Era um dia esquisito. Dos mais esquisitos destes anos todos. Minha mãe teve diagnosticado um câncer. E ia operar para extirpar o tumor. “Tudo relativamente simples” diziam os médicos. E, conversando com amigos aqui e ali, vários relatavam episódios similares e boas resoluções. Mas minha mãe estava assustada, com razão. E este assustado nos deixava apreensivos. Ela fez de tudo para que antes da operação lavrássemos uma procuração em nosso nome, para “eventualidade”. Confesso que sempre temo por estes rompantes de organização numa família que sempre foi mais para o macarrão de domingo na hora que der.


Pois bem, a operação se deu. “Tiramos tudo”. Se por um lado o relato do médico nos deixava confiantes, por outro, a perspectiva era de que seriam necessários “radio e quimioterapia”. É sempre um cacete ouvir estas coisas e manter o “otimismo” ou o “tá tudo bem”. Mas dentro do possível, era isso mesmo: O barco que navega.


A mãe teve uma estada no hospital, no pós-operatório, tumultuada.

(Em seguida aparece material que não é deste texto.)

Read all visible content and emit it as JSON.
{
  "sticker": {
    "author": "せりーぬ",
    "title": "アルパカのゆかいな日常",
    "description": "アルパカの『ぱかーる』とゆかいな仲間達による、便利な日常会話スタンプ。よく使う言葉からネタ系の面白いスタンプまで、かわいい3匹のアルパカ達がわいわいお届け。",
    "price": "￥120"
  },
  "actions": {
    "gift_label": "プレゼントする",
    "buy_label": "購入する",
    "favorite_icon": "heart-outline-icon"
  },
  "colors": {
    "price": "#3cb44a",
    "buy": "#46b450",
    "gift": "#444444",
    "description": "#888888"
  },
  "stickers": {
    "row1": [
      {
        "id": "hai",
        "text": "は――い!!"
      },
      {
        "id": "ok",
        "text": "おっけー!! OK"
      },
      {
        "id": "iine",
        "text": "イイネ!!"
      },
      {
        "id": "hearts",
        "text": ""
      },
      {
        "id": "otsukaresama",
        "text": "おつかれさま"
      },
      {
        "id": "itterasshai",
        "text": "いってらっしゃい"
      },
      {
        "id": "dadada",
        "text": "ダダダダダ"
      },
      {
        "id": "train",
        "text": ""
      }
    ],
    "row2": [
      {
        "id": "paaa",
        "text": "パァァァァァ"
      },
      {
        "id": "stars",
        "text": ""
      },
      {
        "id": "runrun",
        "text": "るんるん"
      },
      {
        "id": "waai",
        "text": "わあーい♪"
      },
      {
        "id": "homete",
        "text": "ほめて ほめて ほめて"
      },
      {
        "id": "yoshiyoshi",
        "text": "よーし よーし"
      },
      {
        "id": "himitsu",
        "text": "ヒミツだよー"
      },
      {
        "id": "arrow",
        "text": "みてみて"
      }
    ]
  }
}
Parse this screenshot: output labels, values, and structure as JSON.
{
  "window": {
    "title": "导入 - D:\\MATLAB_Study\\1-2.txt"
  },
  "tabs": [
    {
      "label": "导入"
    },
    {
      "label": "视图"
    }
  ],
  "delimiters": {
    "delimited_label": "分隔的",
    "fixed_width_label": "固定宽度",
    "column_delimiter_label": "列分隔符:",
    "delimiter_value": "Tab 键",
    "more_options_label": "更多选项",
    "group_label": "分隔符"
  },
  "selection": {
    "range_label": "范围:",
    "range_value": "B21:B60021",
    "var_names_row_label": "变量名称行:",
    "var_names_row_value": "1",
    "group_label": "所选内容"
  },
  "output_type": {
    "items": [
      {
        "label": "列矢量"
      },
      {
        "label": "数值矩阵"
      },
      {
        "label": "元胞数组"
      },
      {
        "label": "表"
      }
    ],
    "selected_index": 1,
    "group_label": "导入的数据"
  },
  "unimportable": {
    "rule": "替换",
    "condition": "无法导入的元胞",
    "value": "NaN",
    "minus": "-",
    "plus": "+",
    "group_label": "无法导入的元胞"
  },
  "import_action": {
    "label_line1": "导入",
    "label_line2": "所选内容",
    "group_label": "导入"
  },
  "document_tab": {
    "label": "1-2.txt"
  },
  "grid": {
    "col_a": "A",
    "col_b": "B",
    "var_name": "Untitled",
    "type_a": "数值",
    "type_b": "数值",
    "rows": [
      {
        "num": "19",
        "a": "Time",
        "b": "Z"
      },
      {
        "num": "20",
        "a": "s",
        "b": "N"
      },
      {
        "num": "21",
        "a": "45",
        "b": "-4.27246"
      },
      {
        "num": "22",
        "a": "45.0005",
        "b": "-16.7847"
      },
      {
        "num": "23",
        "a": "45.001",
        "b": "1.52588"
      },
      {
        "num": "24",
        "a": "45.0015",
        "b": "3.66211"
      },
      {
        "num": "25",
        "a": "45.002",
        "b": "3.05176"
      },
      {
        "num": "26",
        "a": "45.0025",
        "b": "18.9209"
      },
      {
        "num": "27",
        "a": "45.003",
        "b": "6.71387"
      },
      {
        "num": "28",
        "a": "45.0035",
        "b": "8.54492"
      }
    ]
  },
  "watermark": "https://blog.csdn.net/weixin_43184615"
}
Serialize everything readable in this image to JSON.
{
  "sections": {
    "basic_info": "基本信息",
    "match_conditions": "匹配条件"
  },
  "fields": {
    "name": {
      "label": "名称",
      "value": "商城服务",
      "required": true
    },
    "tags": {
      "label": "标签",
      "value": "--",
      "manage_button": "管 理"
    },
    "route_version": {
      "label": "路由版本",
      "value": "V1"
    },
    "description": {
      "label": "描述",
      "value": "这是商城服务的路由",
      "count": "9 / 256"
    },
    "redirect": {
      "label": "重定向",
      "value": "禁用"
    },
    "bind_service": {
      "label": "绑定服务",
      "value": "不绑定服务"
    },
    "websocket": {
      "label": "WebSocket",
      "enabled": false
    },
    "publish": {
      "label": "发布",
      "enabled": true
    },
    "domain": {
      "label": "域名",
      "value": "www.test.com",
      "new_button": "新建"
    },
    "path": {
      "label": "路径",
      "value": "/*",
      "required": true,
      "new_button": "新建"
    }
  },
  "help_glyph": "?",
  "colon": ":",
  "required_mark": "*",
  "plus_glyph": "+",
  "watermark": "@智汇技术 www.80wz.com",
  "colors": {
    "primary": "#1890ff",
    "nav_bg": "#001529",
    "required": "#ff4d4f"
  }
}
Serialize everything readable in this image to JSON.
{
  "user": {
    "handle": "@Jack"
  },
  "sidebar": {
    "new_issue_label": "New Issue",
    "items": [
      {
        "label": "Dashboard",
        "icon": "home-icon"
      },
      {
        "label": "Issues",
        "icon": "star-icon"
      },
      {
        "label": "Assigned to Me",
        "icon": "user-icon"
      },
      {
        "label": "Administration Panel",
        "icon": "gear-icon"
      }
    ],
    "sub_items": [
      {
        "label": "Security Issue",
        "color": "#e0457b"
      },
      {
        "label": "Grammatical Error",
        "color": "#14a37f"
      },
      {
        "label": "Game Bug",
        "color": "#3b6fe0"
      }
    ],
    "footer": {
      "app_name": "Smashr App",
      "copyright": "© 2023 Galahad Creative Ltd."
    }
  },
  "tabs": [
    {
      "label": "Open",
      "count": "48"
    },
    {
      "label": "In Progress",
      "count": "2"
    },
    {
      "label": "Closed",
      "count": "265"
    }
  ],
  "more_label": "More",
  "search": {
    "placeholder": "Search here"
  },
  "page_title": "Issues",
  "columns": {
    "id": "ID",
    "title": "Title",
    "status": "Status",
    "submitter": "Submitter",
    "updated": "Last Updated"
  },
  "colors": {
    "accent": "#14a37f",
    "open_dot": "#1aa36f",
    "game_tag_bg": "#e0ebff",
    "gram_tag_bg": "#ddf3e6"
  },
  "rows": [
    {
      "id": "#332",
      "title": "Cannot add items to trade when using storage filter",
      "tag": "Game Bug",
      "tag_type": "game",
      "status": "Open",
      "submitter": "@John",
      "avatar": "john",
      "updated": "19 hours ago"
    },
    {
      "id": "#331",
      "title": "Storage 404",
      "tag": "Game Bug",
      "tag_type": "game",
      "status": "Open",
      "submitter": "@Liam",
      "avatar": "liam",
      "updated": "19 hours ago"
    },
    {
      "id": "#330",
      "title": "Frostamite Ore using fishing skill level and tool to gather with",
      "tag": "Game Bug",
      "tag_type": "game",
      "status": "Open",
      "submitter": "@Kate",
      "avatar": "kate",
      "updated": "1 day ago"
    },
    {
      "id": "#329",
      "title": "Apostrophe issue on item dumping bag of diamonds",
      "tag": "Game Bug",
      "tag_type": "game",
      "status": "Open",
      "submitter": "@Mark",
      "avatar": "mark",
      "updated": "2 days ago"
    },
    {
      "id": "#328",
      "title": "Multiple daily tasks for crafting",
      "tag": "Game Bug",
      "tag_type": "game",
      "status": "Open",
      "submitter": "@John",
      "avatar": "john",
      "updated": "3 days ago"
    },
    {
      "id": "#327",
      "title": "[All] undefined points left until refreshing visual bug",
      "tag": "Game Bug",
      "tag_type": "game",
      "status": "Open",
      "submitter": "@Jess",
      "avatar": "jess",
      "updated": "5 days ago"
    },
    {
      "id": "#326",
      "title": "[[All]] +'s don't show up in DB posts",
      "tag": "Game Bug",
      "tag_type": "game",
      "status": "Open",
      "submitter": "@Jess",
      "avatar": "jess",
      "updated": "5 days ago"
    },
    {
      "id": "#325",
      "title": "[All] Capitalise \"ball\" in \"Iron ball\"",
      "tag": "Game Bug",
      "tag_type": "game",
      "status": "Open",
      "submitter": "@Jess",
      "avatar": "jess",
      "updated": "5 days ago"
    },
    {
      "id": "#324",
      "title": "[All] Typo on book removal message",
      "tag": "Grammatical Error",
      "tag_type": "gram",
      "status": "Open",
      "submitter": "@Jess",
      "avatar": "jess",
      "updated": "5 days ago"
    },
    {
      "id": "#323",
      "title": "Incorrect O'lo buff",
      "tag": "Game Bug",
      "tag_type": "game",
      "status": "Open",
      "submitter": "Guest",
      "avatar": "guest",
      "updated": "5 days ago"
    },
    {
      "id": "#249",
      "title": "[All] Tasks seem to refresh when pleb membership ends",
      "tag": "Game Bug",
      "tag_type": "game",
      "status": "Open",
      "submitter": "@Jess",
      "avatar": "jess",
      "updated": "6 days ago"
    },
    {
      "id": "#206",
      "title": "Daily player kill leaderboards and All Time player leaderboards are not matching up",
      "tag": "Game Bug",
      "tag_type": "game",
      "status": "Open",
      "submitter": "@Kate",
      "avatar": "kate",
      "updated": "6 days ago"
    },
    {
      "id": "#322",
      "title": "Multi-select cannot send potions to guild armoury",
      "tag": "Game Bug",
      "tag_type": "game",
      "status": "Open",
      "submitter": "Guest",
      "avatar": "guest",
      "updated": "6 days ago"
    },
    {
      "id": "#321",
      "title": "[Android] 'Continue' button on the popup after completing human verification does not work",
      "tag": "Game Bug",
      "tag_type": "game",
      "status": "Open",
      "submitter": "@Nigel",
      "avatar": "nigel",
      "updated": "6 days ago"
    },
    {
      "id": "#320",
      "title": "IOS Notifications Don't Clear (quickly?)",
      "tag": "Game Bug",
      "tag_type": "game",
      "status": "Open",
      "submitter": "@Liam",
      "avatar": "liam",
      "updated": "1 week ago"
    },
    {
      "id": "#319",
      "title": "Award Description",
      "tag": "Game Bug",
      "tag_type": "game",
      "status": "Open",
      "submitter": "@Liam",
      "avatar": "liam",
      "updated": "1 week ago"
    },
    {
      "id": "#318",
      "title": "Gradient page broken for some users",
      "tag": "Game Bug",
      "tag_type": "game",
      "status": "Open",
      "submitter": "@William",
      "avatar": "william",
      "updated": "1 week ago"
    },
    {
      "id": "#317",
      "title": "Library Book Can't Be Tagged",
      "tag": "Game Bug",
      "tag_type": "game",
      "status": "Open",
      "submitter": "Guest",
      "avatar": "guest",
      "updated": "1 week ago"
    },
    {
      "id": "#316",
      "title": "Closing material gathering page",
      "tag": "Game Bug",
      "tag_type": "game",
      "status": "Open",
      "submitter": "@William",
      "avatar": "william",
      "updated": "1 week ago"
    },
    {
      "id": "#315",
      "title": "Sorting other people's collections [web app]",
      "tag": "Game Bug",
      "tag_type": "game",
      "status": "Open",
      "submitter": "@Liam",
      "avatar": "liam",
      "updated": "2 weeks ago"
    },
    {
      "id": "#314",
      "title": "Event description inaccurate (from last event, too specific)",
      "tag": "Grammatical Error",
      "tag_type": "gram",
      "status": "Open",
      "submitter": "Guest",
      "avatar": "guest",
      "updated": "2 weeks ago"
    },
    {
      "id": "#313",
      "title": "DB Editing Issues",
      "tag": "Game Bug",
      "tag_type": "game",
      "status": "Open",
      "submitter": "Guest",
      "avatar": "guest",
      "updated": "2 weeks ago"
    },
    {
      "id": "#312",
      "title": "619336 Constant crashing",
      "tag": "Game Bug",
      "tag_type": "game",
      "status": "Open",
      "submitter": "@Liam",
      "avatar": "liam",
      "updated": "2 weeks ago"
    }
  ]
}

Para os filhos, tão acostumados com a mãe, era estranho vê-la tão frágil. Não que ela não estivesse frágil desde o
AVC do meu pai, em 2006. E ela cuida dele como não cuida dela, preocupada, atenta e, por vezes, monotematicamente. E exatamente por reconhecermos que ela estava cansada, extremamente triste e inconformada com que aconteceu e acontece com o meu pai, estávamos muito preocupados.


O fato é que ela saiu do hospital, a tempo de passar o ano novo conosco. Foi uma festa de Natal das mais tristes no ano que passou. A mãe no hospital e os filhos sem saber muito que fazer... Mas o tal “reveillon” estávamos todos juntos. Mas algo estava errado: Dona Maria Helena sentia dores e um mal estar, cansada e deprê, daquela depressão que nos consome, que nos tira força, o viço, à vontade.


O inevitável, ela voltou ao hospital. Em janeiro, dia 14. Diagnosticaram que era necessário puncionar excessos de líquidos no organismo. E o melhor nesses casos era uma internação na UTI.


Enfim, Maria Helena está lá desde então. Lutando. Talvez pela saúde debilitada, talvez pelo excesso de tristeza, talvez por tudo isso e mais um pouco, o fato é que se conspirou para um agravamento da situação: insuficiência pulmonar, coração sobrecarregado, infecções. E o quadro é grave.


Escrevo estas coisas, sem metáforas tão comuns em outros textos, porque este trem está a me embrutecer e a criar demônios, estes seres inquietos que nos nublam as idéias e as vontades.


Queria que minha mãe soubesse que toda a tristeza acumulada nesses anos todos não nos passou despercebida. E que nossa impotência está exatamente em reconhecer as razões do machucado e não ter idéia de onde começar a tratar. Mas que a Baixinha, a Moleca, a nossa mãe pudesse lutar mais um pouco e ganhar mais um jogo, para que tivéssemos a chance de enfrentar juntos esta tristeza, por mais que esta esteja treinada, preparada e atue no ataque. Nós temos algo, mãe, que a tal tristeza não tem. E, sobretudo temos tua valentia.


Vai lá, Baixinha, ganha essa.


Beijo, te amamos.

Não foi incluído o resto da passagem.